Voice prefix format: "<Language Name> (<Gender>)". 38 voices across 19 Indian languages — Hindi, Bengali, Marathi, Telugu, Kannada, Tamil, Malayalam, Gujarati, Punjabi, Assamese, Bhojpuri, Magahi, Maithili, Chhattisgarhi, Bodo, Dogri, Nepali, Sanskrit, English (Indian) — male + female each.

Architecture

Backbone: Llama-3.2-3B fine-tuned from Canopy Labs' Orpheus Hindi base. Native KV-cache via text-generation-with-past ONNX export. GQA (8 KV heads), llama3 NTK rope scaling (factor=32), tied word embeddings, vocab_size=156940.
Audio token layout: 7 token bands, each 4096 codes, totalling 7×4096=28672 audio token IDs at offset 128266. Each generated token's "band" is position_since_SOS % 7, decoded SNAC code = token_id - 128266 - band * 4096.
Codec: SNAC 24 kHz, 3-level hierarchical RVQ. Use onnx-community/snac_24khz-ONNX decoder_model_fp16.onnx (~26 MB). Decoder input layout: audio_codes.0=band 0, audio_codes.1=bands 1,4, audio_codes.2=bands 2,3,5,6 (chronological per coarse frame). Output: 24 kHz mono PCM.

Reproducing the export

# 1. fp16 graph + external weights from the upstream Svara repo
optimum-cli export onnx \
    --model kenpath/svara-tts-v1 \
    --task text-generation-with-past \
    --dtype fp16 \
    --device cpu \
    ./svara-onnx

# 2. quantize using onnxruntime.quantization.MatMulNBitsQuantizer
#    (block=128, symmetric, accuracy_level=4 for fp16 accumulation;
#    op_types_to_quantize=("MatMul", "Gather") so the embed table is
#    quantized too -- otherwise it dominates the file size).

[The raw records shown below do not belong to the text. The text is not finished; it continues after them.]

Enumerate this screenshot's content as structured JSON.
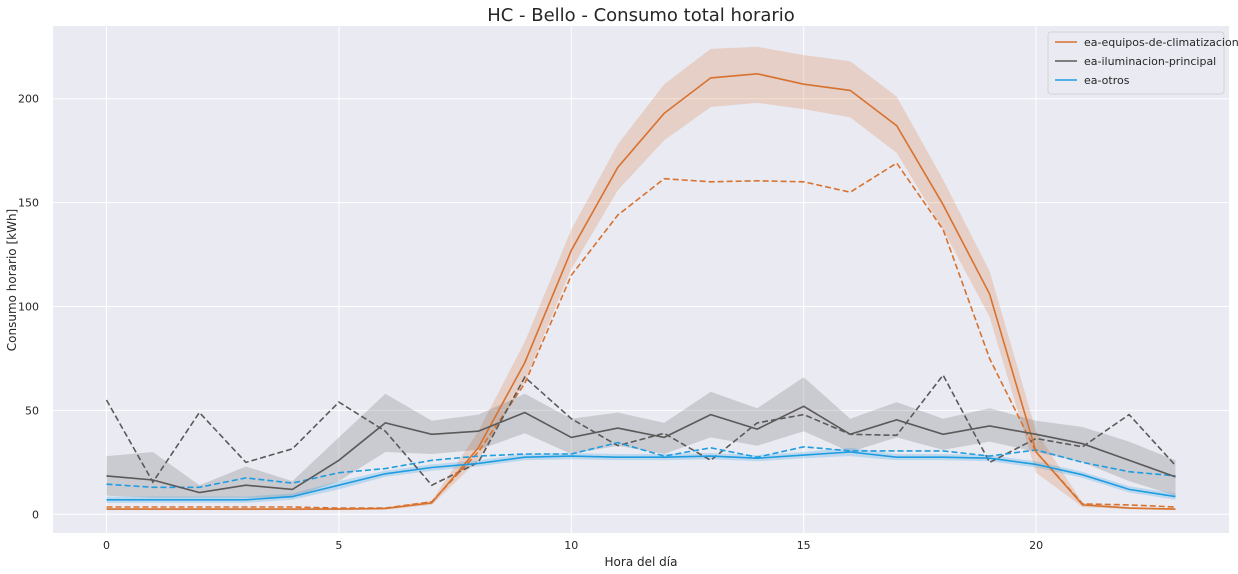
{
  "chart_data": {
    "type": "line",
    "title": "HC - Bello - Consumo total horario",
    "xlabel": "Hora del día",
    "ylabel": "Consumo horario [kWh]",
    "xlim": [
      -1.15,
      24.15
    ],
    "ylim": [
      -9,
      235
    ],
    "xticks": [
      0,
      5,
      10,
      15,
      20
    ],
    "yticks": [
      0,
      50,
      100,
      150,
      200
    ],
    "grid": true,
    "legend_position": "top-right",
    "x": [
      0,
      1,
      2,
      3,
      4,
      5,
      6,
      7,
      8,
      9,
      10,
      11,
      12,
      13,
      14,
      15,
      16,
      17,
      18,
      19,
      20,
      21,
      22,
      23
    ],
    "series": [
      {
        "name": "ea-equipos-de-climatizacion",
        "color": "#d8722f",
        "values": [
          2.5,
          2.5,
          2.5,
          2.5,
          2.5,
          2.5,
          2.8,
          5.5,
          32,
          73,
          127,
          167,
          193,
          210,
          212,
          207,
          204,
          187,
          149,
          106,
          30,
          4.5,
          3,
          2.5
        ],
        "band_lower": [
          2,
          2,
          2,
          2,
          2,
          2,
          2.2,
          4.5,
          26,
          64,
          118,
          156,
          180,
          196,
          198,
          195,
          191,
          174,
          137,
          95,
          20,
          3.5,
          2.5,
          2
        ],
        "band_upper": [
          3,
          3,
          3,
          3,
          3,
          3,
          3.4,
          6.5,
          40,
          83,
          137,
          178,
          207,
          224,
          225,
          221,
          218,
          201,
          161,
          117,
          40,
          5.5,
          3.5,
          3
        ],
        "dashed": [
          3.5,
          3.5,
          3.5,
          3.5,
          3.5,
          3,
          3,
          6,
          30,
          63,
          115,
          144,
          161.5,
          160,
          160.5,
          160,
          155,
          169,
          137,
          75,
          30,
          5,
          4.5,
          3.5
        ]
      },
      {
        "name": "ea-iluminacion-principal",
        "color": "#5a5a5a",
        "values": [
          18.5,
          16.5,
          10.5,
          14,
          12,
          26,
          44,
          38.5,
          40,
          49,
          37,
          41.5,
          37,
          48,
          41,
          52,
          38.5,
          45.5,
          38.5,
          42.5,
          38.5,
          34,
          26,
          18
        ],
        "band_lower": [
          9,
          8,
          8,
          8,
          8,
          16,
          30,
          29,
          31,
          39,
          29,
          33,
          29,
          37,
          33,
          40,
          30,
          37,
          31,
          35,
          30,
          25,
          16,
          9
        ],
        "band_upper": [
          28,
          30,
          14,
          23,
          16,
          37,
          58,
          45,
          48,
          58,
          46,
          49,
          44,
          59,
          51,
          66,
          46,
          54,
          46,
          51,
          45,
          42,
          35,
          26
        ],
        "dashed": [
          55,
          15.5,
          49,
          25,
          31.5,
          54,
          40,
          14,
          25,
          66,
          46,
          33,
          39,
          26,
          44,
          48,
          38.5,
          38,
          67,
          25,
          36.5,
          32.5,
          48,
          23.5
        ]
      },
      {
        "name": "ea-otros",
        "color": "#1e9de0",
        "values": [
          7,
          7,
          7,
          7,
          8.5,
          14,
          19.5,
          22.5,
          24.5,
          27.5,
          28,
          27.5,
          27.5,
          28,
          27,
          28.5,
          30,
          27.5,
          27.5,
          27,
          24,
          19,
          12,
          8.5
        ],
        "band_lower": [
          5.5,
          5.5,
          5.5,
          5.5,
          7,
          12,
          18,
          21,
          23,
          26,
          26.5,
          26,
          26,
          26.5,
          25.5,
          27,
          28,
          26,
          26,
          25.5,
          22.5,
          17.5,
          10.5,
          7
        ],
        "band_upper": [
          8.5,
          8.5,
          8.5,
          8.5,
          10,
          16,
          21,
          24,
          26,
          29,
          29.5,
          29,
          29,
          29.5,
          28.5,
          30,
          32,
          29,
          29,
          28.5,
          25.5,
          20.5,
          13.5,
          10
        ],
        "dashed": [
          14.5,
          13,
          13,
          17.5,
          15,
          20,
          22,
          26,
          28,
          29,
          29,
          34.5,
          28,
          32,
          27.5,
          32.5,
          30.5,
          30.5,
          30.5,
          28,
          31,
          25,
          20.5,
          18.5
        ]
      }
    ]
  }
}
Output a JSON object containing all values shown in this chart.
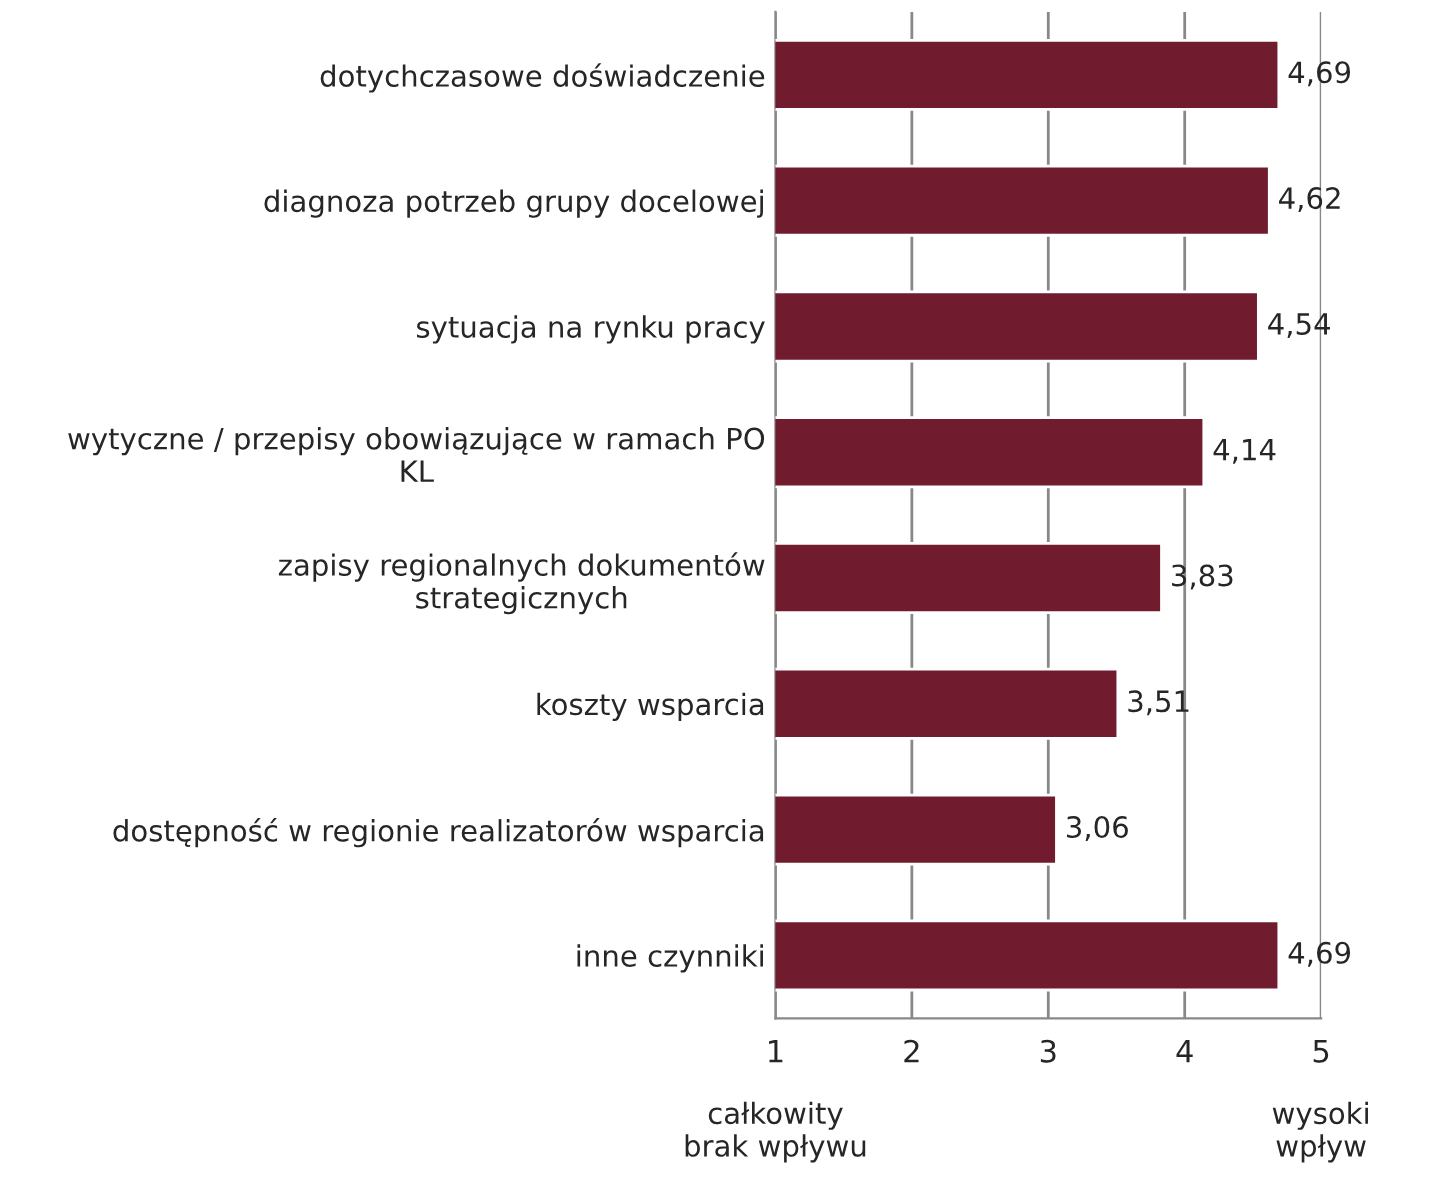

MLX variants (Apple Silicon native)

If you're running on Apple Silicon natively (not browser), the MLX builds run ~2× faster:

mlx-community/svara-tts-v1 (bf16, ~6.6 GB)
mlx-community/svara-tts-v1-8bit (~3.5 GB)
mlx-community/svara-tts-v1-4bit (~1.9 GB)

License

Apache 2.0 — see the base model card for full details, training data, and evaluation.